We can easy prove that by disabling GC:
require 'benchmark'
rows = 100000
cols = 10
data = Array.new(rows) { Array.new(cols) { 'a' * 1000 } }
GC.disable # => disabled Garbage collector!
time = Benchmark.realtime do
csv = data.map { |row| row.join(",") }.join("\n")
end
puts time.round(2)
# => Ruby 2.3: 1.33, 1,41
# => Ruby 1.9.3: 1.28, 1,36
With disabled GC there is no difference between versions of Ruby. Code works faster.
Creators of Ruby work on changes in GC constantly. And as we see they're doing great. GC of Ruby 2.3 worked much faster than in Ruby 1.9.3.
We're not creators of Ruby, but we can make life of GC easier by using less memory. If we use less memory - GC will work faster and our code will run faster.
Is it possible to check how much memory we use?

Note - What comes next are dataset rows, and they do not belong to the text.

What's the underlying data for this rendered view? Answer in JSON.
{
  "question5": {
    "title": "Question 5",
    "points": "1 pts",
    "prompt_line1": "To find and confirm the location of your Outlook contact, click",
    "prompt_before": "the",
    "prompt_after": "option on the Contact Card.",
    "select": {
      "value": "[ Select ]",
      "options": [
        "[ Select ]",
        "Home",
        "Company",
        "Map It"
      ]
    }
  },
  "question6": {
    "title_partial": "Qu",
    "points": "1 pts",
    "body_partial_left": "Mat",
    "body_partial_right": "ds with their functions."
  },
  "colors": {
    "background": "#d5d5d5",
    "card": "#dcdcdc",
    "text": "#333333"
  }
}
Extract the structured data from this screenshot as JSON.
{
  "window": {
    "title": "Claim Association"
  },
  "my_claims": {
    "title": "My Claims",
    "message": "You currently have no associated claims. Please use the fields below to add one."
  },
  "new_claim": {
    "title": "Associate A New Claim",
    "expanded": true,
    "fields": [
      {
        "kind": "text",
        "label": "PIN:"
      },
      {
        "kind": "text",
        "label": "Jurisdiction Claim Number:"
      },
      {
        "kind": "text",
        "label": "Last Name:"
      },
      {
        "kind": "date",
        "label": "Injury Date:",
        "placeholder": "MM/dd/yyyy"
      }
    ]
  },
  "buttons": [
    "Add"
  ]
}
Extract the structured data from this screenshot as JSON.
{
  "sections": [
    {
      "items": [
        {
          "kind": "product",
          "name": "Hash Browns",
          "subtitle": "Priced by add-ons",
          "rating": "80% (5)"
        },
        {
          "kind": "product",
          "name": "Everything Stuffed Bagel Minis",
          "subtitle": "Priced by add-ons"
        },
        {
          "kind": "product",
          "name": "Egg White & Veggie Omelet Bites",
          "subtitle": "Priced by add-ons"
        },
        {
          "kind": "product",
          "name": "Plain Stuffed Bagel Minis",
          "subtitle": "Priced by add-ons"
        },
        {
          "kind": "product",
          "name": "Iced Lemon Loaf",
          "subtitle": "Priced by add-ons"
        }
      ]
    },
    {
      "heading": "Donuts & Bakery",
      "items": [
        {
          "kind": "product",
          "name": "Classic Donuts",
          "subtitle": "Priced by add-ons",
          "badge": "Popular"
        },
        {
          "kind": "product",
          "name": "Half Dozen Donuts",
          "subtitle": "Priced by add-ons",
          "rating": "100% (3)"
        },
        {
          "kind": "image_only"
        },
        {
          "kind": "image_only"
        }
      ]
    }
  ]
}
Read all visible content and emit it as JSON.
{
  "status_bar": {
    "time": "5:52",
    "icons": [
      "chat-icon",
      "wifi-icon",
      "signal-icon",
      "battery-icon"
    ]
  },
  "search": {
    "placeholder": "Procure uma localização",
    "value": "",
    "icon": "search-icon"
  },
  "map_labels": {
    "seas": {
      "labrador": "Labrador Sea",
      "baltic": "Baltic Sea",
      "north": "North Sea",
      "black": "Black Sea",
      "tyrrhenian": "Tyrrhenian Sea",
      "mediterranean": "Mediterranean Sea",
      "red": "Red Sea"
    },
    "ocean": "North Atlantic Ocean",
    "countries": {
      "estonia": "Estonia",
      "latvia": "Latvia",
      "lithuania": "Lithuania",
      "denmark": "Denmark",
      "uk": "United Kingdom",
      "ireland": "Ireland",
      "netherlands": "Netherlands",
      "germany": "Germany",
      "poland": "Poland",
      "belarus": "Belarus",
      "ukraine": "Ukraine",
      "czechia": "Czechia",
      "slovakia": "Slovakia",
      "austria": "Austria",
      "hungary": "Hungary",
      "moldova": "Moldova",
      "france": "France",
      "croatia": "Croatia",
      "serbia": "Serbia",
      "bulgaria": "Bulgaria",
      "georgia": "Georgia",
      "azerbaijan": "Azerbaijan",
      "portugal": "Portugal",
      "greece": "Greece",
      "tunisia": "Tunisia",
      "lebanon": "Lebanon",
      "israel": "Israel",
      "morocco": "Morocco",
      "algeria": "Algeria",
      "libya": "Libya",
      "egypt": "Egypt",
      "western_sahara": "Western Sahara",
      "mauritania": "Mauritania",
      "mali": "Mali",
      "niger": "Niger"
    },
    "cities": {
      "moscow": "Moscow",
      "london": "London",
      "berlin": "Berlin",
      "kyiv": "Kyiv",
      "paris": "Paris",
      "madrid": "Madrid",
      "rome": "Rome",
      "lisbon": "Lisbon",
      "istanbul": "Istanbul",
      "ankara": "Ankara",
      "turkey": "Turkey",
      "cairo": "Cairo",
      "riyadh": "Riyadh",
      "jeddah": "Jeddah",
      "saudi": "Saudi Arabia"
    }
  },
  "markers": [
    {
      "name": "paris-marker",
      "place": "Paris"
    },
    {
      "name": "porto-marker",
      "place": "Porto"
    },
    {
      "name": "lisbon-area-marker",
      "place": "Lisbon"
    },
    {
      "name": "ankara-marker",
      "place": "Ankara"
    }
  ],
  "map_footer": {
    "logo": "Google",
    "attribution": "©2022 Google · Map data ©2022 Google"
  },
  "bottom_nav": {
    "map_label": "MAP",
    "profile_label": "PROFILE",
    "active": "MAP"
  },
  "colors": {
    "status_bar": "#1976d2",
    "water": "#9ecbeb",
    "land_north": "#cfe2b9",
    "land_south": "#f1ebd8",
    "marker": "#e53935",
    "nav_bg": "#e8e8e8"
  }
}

This article will not cover all techniques of profiling, but I want to mention one really simple way to get amount of RAM that your process use.
require 'benchmark'
def display_memory_usage
puts "%d Mb" % (`ps -o rss= -p #{Process.pid}`.to_i/1024)
end
rows = 100000
cols = 10
data = Array.new(rows) { Array.new(cols) { 'a' * 1000 } }
display_memory_usage # => 1060 Mb
GC.disable
time = Benchmark.realtime do
csv = data.map { |row| row.join(",") }.join("\n")
end
display_memory_usage # => 2997 Mb
As we can see - structure of data takes a little bit more than 1GB of memory. But after transformation to csv our code consumes ~3GB of memory! It's too much, because even 2GB should be enough: 1GB for initial structure, and 1GB for csv.
The problem appears because of map
usage, which stores in memory temporary result of its execution. Let's rewrite that code:
require 'benchmark'
def display_memory_usage
puts "%d Mb" % (`ps -o rss= -p #{Process.pid}`.to_i/1024)
end
rows = 100000
cols = 10
data = Array.new(rows) { Array.new(cols) { 'a' * 1000 } }
display_memory_usage # => 1061
GC.disable
time = Benchmark.realtime do
csv = ''
rows.times do |i|
cols.times do |j|
csv << data[i][j]
csv << "," if j != cols - 1
end
csv << "\n" if i != rows - 1
end
end
display_memory_usage # => 2072
Code looks worse, but let's check the result! We use 1GB less memory. And GC will have less work to do. We can see the benefits of such approach in time of execution:
# => 1.35, 1.18, 1.13
Time of execution almost the same we had with disabled GC.
If you have part of your application which could be rewritten this way - use such approach to track memory usage.
You can extract slow piece from application, analyze how much memory it consumes and rewrite it to be more efficient.
I got inspiration for this post after reading this book: Alex Dymo - Ruby Performance Optimization. It describes many interesting techniques which allows you to find bottlenecks of your app and improve performance.